C’est peut-être cela le paradoxe qui continue un peu ce que je vous ai proposé en méditation hier soir. C’est vrai que sa présence nous échappe, qu’on ne peut pas mettre la main sur la présence du Ressuscité. Nous ne possédons pas la résurrection. Déjà la vie est un don mais alors si la résurrection était une récupération pieuse et qui a envie de prendre, de s’approprier Dieu, s’approprier la vie de Dieu, si c’était cela, ce serait scandaleux. Non, « Je suis encore avec toi », Il nous le dit à nous. Le Christ Lui-même s’émerveille du fait qu’Il est encore avec nous, à ses risques et périls ; Il est encore avec nous pour nous accompagner dans l’épreuve du confinement, pour nous accompagner dans l’épreuve du deuil, pour être là quand il faut mais avec cette distance du mystère du Royaume.

Frères et sœurs, c’est pour cela qu’au moment de la Passion, Marie a toujours envie d’empoigner Jésus, elle veut toujours Lui mettre la main dessus, c’est merveilleux d’une certaine manière, c’est très féminin, c’est tellement beau et tellement touchant, et quand Il est avec nous sur la terre, Il laisse faire. Il lui laisse casser le vase de parfum très précieux sur ses pieds et Il la défend contre Judas qui veut organiser des plans de bienfaisance. Là encore, elle veut L’empoigner. Elle croit encore au mode de la présence en se précipitant vers son Seigneur : « Seigneur, je suis là, Tu ne te rends pas compte mais Tu ne fais pas attention à moi ! » Jésus lui dit : « Ne me touche pas, Je suis vraiment là, mais cette présence ne retire rien à la transcendance de ce que Je suis au Père, Moi le Christ qui ai toute l’humanité dans mes bras – et même sur les bras ».

Voilà ce que c’est que la résurrection. Le Christ nous a sur les bras et il faut qu’Il se dépatouille avec nous ; c’est magnifique ! Cela veut dire qu’il n’y a plus d’inquiétude, il y a ce chant d’émerveillement de la présence. En fait, quand quelqu’un est présent on devrait simplement chanter pour lui ou pour elle, c’est tout. C’est cela aujourd’hui, la joie de la résurrection.

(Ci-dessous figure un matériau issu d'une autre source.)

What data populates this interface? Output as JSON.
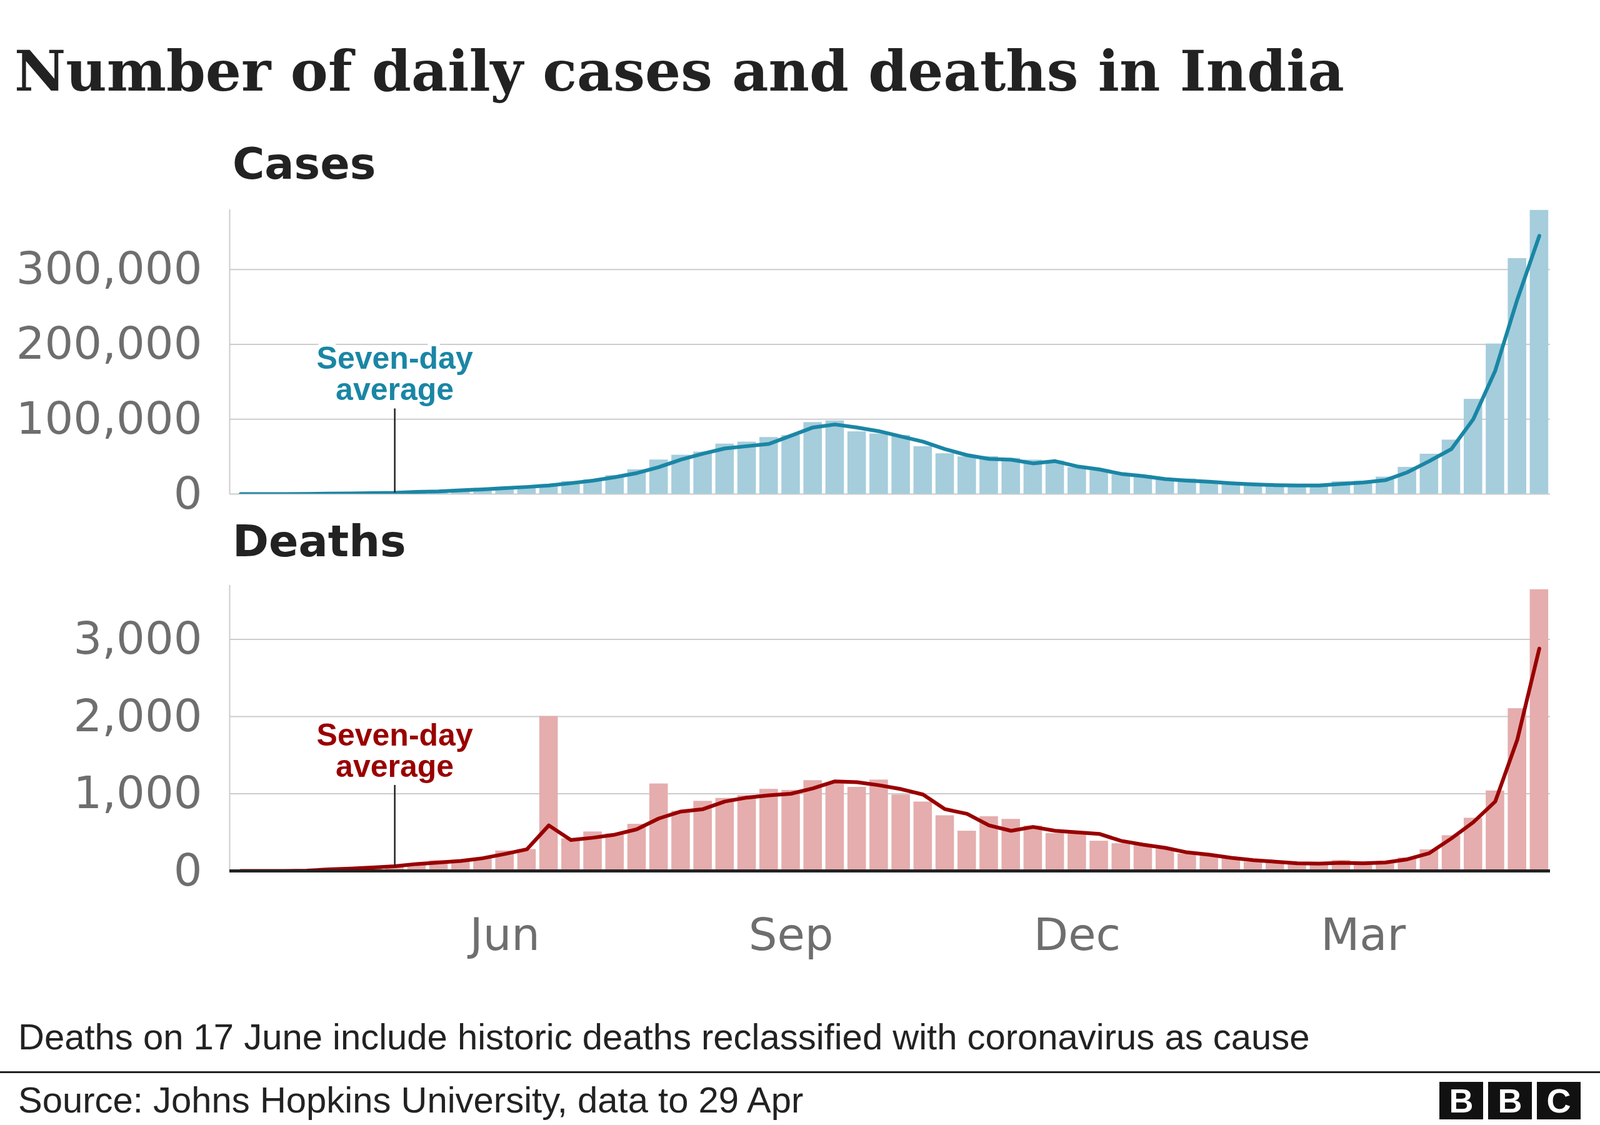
{
  "title": "Number of daily cases and deaths in India",
  "chart_data": [
    {
      "type": "bar",
      "title": "Cases",
      "categories": [
        null,
        null,
        null,
        null,
        null,
        null,
        null,
        null,
        null,
        null,
        null,
        null,
        "Jun",
        null,
        null,
        null,
        null,
        null,
        null,
        null,
        null,
        null,
        null,
        null,
        null,
        "Sep",
        null,
        null,
        null,
        null,
        null,
        null,
        null,
        null,
        null,
        null,
        null,
        null,
        "Dec",
        null,
        null,
        null,
        null,
        null,
        null,
        null,
        null,
        null,
        null,
        null,
        null,
        "Mar",
        null,
        null,
        null,
        null,
        null,
        null,
        null,
        null
      ],
      "series": [
        {
          "type": "bar",
          "color": "#a5cddc",
          "values": [
            12,
            14,
            86,
            437,
            773,
            1061,
            1486,
            1823,
            3561,
            3722,
            5611,
            6566,
            9304,
            9985,
            12881,
            16922,
            19148,
            24879,
            32695,
            45720,
            52123,
            56282,
            66999,
            69652,
            75760,
            78357,
            95735,
            97894,
            83347,
            80472,
            78524,
            63509,
            54044,
            49881,
            50210,
            47905,
            45576,
            44376,
            35551,
            31521,
            26382,
            24712,
            20549,
            20346,
            15968,
            15223,
            12689,
            12899,
            12923,
            12881,
            16738,
            17407,
            22854,
            35871,
            53476,
            72330,
            126789,
            200739,
            314835,
            379257
          ]
        },
        {
          "name": "Seven-day average",
          "type": "line",
          "color": "#1a86a5",
          "values": [
            10,
            20,
            80,
            300,
            600,
            900,
            1300,
            1700,
            3000,
            3600,
            5000,
            6300,
            8000,
            9500,
            11500,
            14500,
            18000,
            22500,
            28000,
            36000,
            46000,
            54000,
            61000,
            64000,
            67000,
            78000,
            89000,
            93000,
            89000,
            84000,
            77000,
            70000,
            60000,
            52000,
            47000,
            46000,
            41000,
            44000,
            37000,
            33000,
            27000,
            24000,
            20000,
            18000,
            16500,
            14500,
            13000,
            12000,
            11500,
            11500,
            13500,
            15500,
            18500,
            29000,
            44000,
            60000,
            100000,
            165000,
            260000,
            345000
          ]
        }
      ],
      "ylim": [
        0,
        380000
      ],
      "yticks": [
        0,
        {
          "value": 100000,
          "label": "100,000"
        },
        {
          "value": 200000,
          "label": "200,000"
        },
        {
          "value": 300000,
          "label": "300,000"
        }
      ],
      "grid": true,
      "tick_labels": "y"
    },
    {
      "type": "bar",
      "title": "Deaths",
      "categories": [
        null,
        null,
        null,
        null,
        null,
        null,
        null,
        null,
        null,
        null,
        null,
        null,
        "Jun",
        null,
        null,
        null,
        null,
        null,
        null,
        null,
        null,
        null,
        null,
        null,
        null,
        "Sep",
        null,
        null,
        null,
        null,
        null,
        null,
        null,
        null,
        null,
        null,
        null,
        null,
        "Dec",
        null,
        null,
        null,
        null,
        null,
        null,
        null,
        null,
        null,
        null,
        null,
        null,
        "Mar",
        null,
        null,
        null,
        null,
        null,
        null,
        null,
        null
      ],
      "series": [
        {
          "type": "bar",
          "color": "#e5adad",
          "values": [
            0,
            0,
            1,
            8,
            32,
            36,
            50,
            70,
            90,
            134,
            140,
            170,
            260,
            279,
            2003,
            418,
            507,
            482,
            606,
            1129,
            775,
            904,
            942,
            977,
            1059,
            1045,
            1172,
            1132,
            1085,
            1179,
            986,
            895,
            717,
            517,
            704,
            670,
            585,
            485,
            482,
            387,
            355,
            333,
            286,
            222,
            202,
            162,
            117,
            107,
            108,
            101,
            138,
            108,
            126,
            171,
            275,
            458,
            685,
            1038,
            2104,
            3645
          ]
        },
        {
          "name": "Seven-day average",
          "type": "line",
          "color": "#990000",
          "values": [
            0,
            0.3,
            1,
            4,
            20,
            30,
            45,
            60,
            90,
            110,
            130,
            165,
            220,
            280,
            590,
            400,
            430,
            470,
            540,
            680,
            770,
            800,
            900,
            950,
            980,
            1000,
            1070,
            1160,
            1150,
            1110,
            1060,
            990,
            800,
            740,
            590,
            520,
            570,
            520,
            500,
            480,
            390,
            340,
            300,
            240,
            210,
            170,
            140,
            120,
            100,
            95,
            105,
            100,
            110,
            150,
            230,
            420,
            630,
            900,
            1700,
            2880
          ]
        }
      ],
      "ylim": [
        0,
        3700
      ],
      "yticks": [
        0,
        {
          "value": 1000,
          "label": "1,000"
        },
        {
          "value": 2000,
          "label": "2,000"
        },
        {
          "value": 3000,
          "label": "3,000"
        }
      ],
      "grid": true
    }
  ],
  "note": "Deaths on 17 June include historic deaths reclassified with coronavirus as cause",
  "source": "Source: Johns Hopkins University, data to 29 Apr",
  "logo": "BBC"
}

Fêter la présence ! C’est vrai qu’on ne peut pas actuellement en temps de confinement, mais c’est « noli me tangere », c’est-à-dire de même qu’avec le coronavirus il ne faut absolument pas se laisser toucher par lui parce que c’est épouvantable, mais là tant pis, c’est le Christ, on ne peut pas Le toucher, mettre la main sur Lui. Il est là et, vous le voyez dans ce jardin qui ressemble, pour ceux qui viennent de temps en temps au moment de l’Avent ou même régulièrement, c’est le même jardin que celui de l’Annonciation, avec les mêmes arbres, la même clôture, le jardin bien clos, le jardin de la rencontre de Dieu, le jardin de la présence du Ressuscité. A cette époque-là, ce n’était pas Marie-Madeleine, c’était la Vierge Marie. Aujourd’hui, Il est dans le jardin et Il nous invite dans son jardin. C’est d’une certaine manière la chanson populaire qui illustrerait le mieux cette scène de Marie-Madeleine : « J’ai descendu dans mon jardin, pour y cueillir l’humanité ».

Frères et sœurs, laissons-nous cueillir, laissons-nous saisir, et je vous invite tous à boire une bonne coupe de champagne à la joie de la résurrection du Christ, joie du Christ émerveillé, « Je suis encore avec toi » et nous émerveillés, « Tu es encore avec nous ». Amen.